Besides, leptin exerts also effects on the adenohypophysis causing a dose-related increase in LH, FSH and prolactin release through nitric oxide synthase activation [67]. In this regard, several trials have reported that inhibition of LH secretion by dietary restriction was reversed with leptin administration, demonstrating a positive association between LH secretion and leptin [68, 69] and supporting the hypothesis that leptin acts as permissive factor in the development of puberty [70].

LEPRs have been identified in granulosa, theca and interstitial cells of the human ovary. The expression of these receptors in granulosa cells, which synergize with glucocorticoids to promote steroidogenesis, indicates that leptin exerts a direct regulatory action in ovarian folliculogenesis. Furthermore, it has been shown to modulate LH-stimulated estradiol production in the ovary [71].

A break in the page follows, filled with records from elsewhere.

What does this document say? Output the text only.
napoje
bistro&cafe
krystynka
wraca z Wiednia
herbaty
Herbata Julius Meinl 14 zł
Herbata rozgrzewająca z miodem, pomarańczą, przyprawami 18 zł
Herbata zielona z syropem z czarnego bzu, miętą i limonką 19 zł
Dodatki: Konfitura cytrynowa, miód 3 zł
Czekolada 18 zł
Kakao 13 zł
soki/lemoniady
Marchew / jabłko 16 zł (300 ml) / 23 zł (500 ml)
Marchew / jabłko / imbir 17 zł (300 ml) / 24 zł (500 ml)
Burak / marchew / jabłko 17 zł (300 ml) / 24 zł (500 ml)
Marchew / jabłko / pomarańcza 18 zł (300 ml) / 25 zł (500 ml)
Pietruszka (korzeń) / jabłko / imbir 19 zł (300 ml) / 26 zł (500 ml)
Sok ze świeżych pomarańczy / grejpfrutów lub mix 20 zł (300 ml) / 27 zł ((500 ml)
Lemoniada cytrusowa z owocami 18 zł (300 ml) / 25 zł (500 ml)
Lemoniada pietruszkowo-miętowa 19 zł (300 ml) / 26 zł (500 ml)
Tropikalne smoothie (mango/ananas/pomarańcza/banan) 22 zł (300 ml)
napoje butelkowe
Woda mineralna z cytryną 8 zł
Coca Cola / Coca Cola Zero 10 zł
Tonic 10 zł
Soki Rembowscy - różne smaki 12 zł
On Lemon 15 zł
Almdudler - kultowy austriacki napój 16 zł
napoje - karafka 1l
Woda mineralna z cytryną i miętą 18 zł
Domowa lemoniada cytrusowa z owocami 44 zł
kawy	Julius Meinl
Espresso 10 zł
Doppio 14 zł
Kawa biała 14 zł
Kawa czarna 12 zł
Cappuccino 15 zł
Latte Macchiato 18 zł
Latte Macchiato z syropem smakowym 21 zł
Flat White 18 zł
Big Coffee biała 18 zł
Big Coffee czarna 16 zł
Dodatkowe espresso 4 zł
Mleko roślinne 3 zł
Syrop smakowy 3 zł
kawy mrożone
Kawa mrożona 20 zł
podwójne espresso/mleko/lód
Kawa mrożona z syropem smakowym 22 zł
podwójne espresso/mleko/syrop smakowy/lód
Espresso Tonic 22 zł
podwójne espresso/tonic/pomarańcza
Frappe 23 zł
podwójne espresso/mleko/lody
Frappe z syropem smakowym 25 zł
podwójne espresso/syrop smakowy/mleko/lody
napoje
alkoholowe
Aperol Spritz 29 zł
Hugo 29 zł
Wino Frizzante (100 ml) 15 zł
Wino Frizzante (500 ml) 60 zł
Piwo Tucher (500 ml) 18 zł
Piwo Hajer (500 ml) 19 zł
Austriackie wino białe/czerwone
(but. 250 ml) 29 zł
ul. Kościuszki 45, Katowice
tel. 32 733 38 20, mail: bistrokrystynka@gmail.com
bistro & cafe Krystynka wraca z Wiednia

Circulating concentrations of leptin are generally <10 ng/ml [72] and are influenced by several factors; one of the most important is definitely the amount of adipose tissue. In fact, it has been shown that subjects with obesity have higher leptin levels than subjects of the same age and gender who have a normal weight [73, 74]. Despite an increased level, however, this leptin fails to perform its action adequately; this leads to hypothesize a condition of leptin-resistance, which also involves its receptor. So much so that it has been shown that a chronic increase in leptin levels in the central nervous system leads to a decrease in the expression of LEPRs and in signal transduction [75].

In the pathogenesis of PCOS the role of leptin, and particularly leptin resistance, is not entirely clear but it has been hypothesized that in this disorder the simultaneous presence of insulin resistance and leptin resistance and the interaction between these two hormones is the main one to play an important pathogenetic role.

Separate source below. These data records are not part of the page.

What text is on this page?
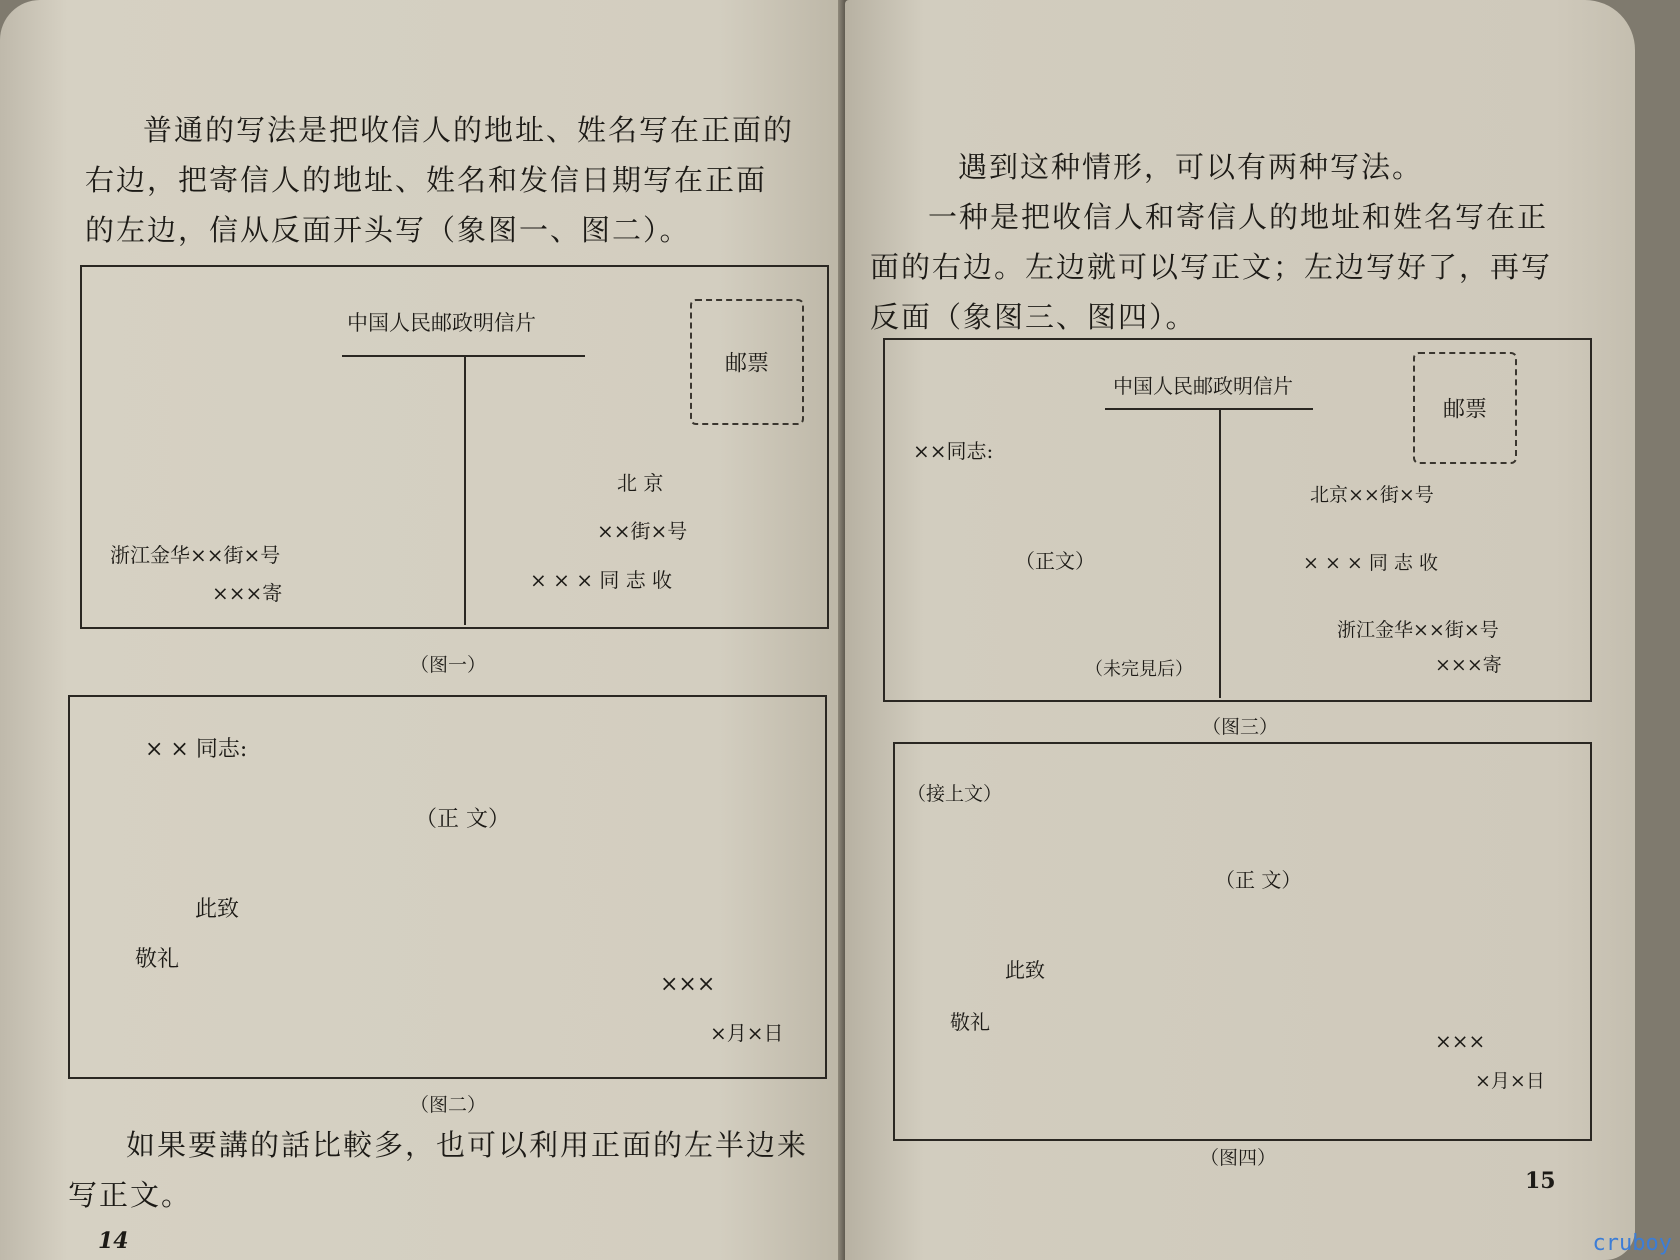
普通的写法是把收信人的地址、姓名写在正面的右边，把寄信人的地址、姓名和发信日期写在正面的左边，信从反面开头写（象图一、图二）。

中国人民邮政明信片
邮票
北 京
××街×号
× × × 同 志 收
浙江金华××街×号
×××寄
（图一）
× × 同志:
（正 文）
此致
敬礼
×××
×月×日
（图二）

如果要講的話比較多，也可以利用正面的左半边来写正文。

14

遇到这种情形，可以有两种写法。

一种是把收信人和寄信人的地址和姓名写在正面的右边。左边就可以写正文；左边写好了，再写反面（象图三、图四）。

中国人民邮政明信片
邮票
××同志:
（正文）
（未完見后）
北京××街×号
× × × 同 志 收
浙江金华××街×号
×××寄
（图三）
（接上文）
（正 文）
此致
敬礼
×××
×月×日
（图四）
15
cruboy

Confirming this, Hill et al. [19] showed that deletion of leptin and insulin receptors in POMC neurons of female mice resulted in weight gain, insulin resistance, elevated testosterone concentrations, elevated LH concentrations, increased ovarian follicle degeneration, and impaired fertility, all characteristics associated with PCOS.

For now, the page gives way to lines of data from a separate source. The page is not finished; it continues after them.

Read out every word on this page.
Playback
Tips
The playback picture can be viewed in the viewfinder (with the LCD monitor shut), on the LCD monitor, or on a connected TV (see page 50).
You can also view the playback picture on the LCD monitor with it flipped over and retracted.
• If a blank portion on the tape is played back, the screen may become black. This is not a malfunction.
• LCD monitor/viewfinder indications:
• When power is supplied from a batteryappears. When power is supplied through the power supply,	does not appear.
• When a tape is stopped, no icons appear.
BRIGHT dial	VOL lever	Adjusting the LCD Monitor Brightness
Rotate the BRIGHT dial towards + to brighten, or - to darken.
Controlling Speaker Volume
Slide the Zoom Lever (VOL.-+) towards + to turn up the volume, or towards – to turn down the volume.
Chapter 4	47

Furthermore, high leptin concentration in the ovary, is able to suppress estradiol production and interfere with the correct development of dominant follicles and oocyte maturation, predisposing to anovulation. Accordingly, in conditions with excess energy store or metabolic disturbance, as obesity and/or PCOS, leptin has an inhibitory effects on the gonads and induces H-P-O dysfunction [76].

The disturbance of H-P-O axis is suspected to be the main culprit in the development of PCOS and future studies investigating the relationships between leptin and other hormonal and metabolic factors such as LH and IR are needed to debate the role of leptin in the etiopathogenesis of PCOS.